DANIMARCA, SKAGEN 2009
Skagen rappresenta la punta estrema a nord della Danimarca. Un lembo di terra proteso tra due mari, una lingua di sabbia che sembra voler fuggire dal continente per raggiungere l’orizzonte. E’ una classica meta negli itinerari di questo paese. Per me rappresenta un sogno, l’ennesimo epilogo di un’entusiasmante avventura. Come ultima tappa del nostro vagabondare abbiamo optato per il camping Grenen situato a pochi chilometri dall’obiettivo.
Arriviamo stanchi dopo la tanta strada percorsa, il bimbo è nervoso, la mamma esausta, io leggermente contratto. Approfitto immediatamente di un loro riposo ristoratore per sciogliere la tensione accumulata con una corsetta esplorativa. Controllo velocemente una cartina della zona, mi cambio in tutta fretta e parto con slancio alla conquista simbolica del territorio.

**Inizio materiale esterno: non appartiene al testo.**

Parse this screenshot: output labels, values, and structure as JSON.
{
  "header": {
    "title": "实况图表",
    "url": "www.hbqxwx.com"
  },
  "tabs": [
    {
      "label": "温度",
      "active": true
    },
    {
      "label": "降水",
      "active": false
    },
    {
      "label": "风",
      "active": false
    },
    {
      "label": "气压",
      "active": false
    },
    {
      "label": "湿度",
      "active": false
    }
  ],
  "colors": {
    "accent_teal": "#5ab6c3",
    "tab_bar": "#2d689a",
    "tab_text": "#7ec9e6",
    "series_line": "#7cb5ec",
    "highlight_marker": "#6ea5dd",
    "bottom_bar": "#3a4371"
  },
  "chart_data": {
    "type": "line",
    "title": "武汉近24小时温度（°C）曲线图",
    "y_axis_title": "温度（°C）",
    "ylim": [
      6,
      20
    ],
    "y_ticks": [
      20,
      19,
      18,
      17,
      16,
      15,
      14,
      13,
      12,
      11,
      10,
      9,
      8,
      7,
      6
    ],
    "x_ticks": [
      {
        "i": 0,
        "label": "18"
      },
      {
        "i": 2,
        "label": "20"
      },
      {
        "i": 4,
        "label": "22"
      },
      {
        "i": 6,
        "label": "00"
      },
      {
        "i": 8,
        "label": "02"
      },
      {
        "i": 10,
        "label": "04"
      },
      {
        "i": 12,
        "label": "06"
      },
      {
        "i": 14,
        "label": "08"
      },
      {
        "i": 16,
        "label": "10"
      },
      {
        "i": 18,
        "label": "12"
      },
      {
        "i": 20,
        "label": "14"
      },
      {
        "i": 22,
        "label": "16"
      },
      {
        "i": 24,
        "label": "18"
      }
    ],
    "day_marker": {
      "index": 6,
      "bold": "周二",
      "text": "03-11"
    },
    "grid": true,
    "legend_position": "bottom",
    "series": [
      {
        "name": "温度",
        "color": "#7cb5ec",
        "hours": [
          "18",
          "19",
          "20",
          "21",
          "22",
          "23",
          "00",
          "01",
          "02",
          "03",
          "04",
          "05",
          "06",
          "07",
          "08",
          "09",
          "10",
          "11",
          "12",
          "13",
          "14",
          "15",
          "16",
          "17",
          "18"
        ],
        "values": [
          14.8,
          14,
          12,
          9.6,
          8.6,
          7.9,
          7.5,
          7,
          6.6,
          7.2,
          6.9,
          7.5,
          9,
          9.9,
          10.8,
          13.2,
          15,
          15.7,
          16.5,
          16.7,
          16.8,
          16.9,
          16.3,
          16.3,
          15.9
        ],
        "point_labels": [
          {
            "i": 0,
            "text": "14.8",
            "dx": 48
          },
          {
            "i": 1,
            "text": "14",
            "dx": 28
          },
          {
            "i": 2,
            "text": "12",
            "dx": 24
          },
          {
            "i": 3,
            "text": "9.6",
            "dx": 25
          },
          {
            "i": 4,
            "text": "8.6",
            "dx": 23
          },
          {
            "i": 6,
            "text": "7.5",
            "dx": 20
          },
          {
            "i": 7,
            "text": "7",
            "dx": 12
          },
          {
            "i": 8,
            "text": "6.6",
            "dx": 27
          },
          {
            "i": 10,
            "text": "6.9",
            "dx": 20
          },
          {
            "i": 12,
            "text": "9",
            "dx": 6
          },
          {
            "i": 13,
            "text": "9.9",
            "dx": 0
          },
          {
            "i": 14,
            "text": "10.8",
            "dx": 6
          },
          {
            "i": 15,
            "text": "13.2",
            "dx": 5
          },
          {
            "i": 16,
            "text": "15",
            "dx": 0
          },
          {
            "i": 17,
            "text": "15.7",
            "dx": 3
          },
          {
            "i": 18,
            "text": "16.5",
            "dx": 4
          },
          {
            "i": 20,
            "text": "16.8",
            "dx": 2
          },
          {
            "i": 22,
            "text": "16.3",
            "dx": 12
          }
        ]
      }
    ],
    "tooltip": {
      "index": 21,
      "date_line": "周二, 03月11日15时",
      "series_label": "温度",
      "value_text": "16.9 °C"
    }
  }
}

Imbocco un sentiero che si arrampica su una duna di sabbia tra una fitta vegetazione di arbusti, secondo i miei calcoli dovrei raggiungere il litorale superata la sommità. Dall’alto della collinetta la sorprese e lo stupore sono totali. Un paesaggio da fantascienza post nucleare mi riporta non so perché alle immagini dell’ultima scena del film “il pianeta delle scimmie” distraendo al concentrazione dal gesto atletico.
La spiaggia che appare al mio sguardo è punteggiata da fortificazioni militari sparse disordinatamente. Massicci bunker della seconda guerra mondiale presidiano la riva fino ad un imponente quanto suggestivo faro. Trotterello disorientato tra le rovine focalizzando scritte in codice sulle unità e curiosando tra le feritoie per perforare le impenetrabili corazze. Sembra di correre in un’altra dimensione, i passi affondano pesanti tra la sabbia e piccoli sassolini levigati dal mare e dal tempo.
Il faro che compare e scompare tra le imponenti sagome dei bunker, sembra spronarmi a percorrere la via che conduce a lui. Corro cercando terreno battuto per impostare un buon ritmo, ma il litorale non concede tregua. Se non mi sentissi ormai parte integrante dello scenario, avrei già abbandonato la spiaggia per raggiungere comodi sentieri nell’entroterra. Con il mare al mio fianco ad entusiasmarmi, le fortificazioni sparse ad intrigarmi e il faro a guidarmi, procedo invece imperterrito per la sfiancante strada. Le energie sono ancora tangibili, la psicologia forte e il fiato non mostra particolari affanni.
Dopo una lieve salita raggiungo il faro con ancora una buona spinta nelle gambe. Mi lascio stregare dal fascino magnetico della costruzione guida di tanti naviganti, poi ecco alle sue spalle la famosa lingua di sabbia allungarsi tra le acque. L’estremità non sembra lontanissima, ho ancora margine prima di raggiungere la metà temporale prestabilita, quindi il cosiddetto“punto di rientro”. Scendo nuovamente sul bagnasciuga dall’altura dominata dalla “torre guida” e inizio a correre di buon passo per superare le centinaia di persone in processione “all’ultima spiaggia”. Il terreno è maggiormente battuto e la corsa guadagna la fluidità necessaria per incrementare la velocità.
Il tempo passa inesorabile, ma la meta e veramente vicina. Opto per sforare leggermente gli orari e risalgo il corteo fino al traguardo dove s’incontrano amichevolmente (almeno nella giornata di oggi) i due mari. Correndo sul posto respiro a pieni polmoni il profumo della personale impresa nonché dello iodio ampliamente percepibile nell’aria, poi prendo la via del ritorno già pensando che di lì a poco tornerò nuovamente con la famiglia.
Rallento leggermente la cadenza, le gambe iniziano a risentire dello sforzo appena compiuto. Mi avvicino all’interno per cercare una via più agevole. Solo in questo momento realizzo quanta strada manca ancora prima di poter rilassare i muscoli sotto una doccia bollente.
Il faro continua a rappresentare il punto di riferimento. Alla mia destra una vegetazione a basso fusto di un verde incredibile dona al paesaggio un effetto prateria estremamente rilassante. Riprendo a correre in scioltezza infastidito solamente da una leggera brezza che si è levata dal mare. Raggiungo nuovamente il faro e scruto la zona per trovare il sentiero che conduce alla strada asfaltata. Ma alla visione della spiaggia “fortificata” fisico e il morale si ricaricano per continuare.
“Ma quando mi ricapita di correre in un posto così” penso tra me e mi precipito nuovamente a zigzagare tra i bunker della zona.
Arrivo al campeggio leggermente affaticato ma con la consapevolezza di aver corso veramente ai confini del mondo.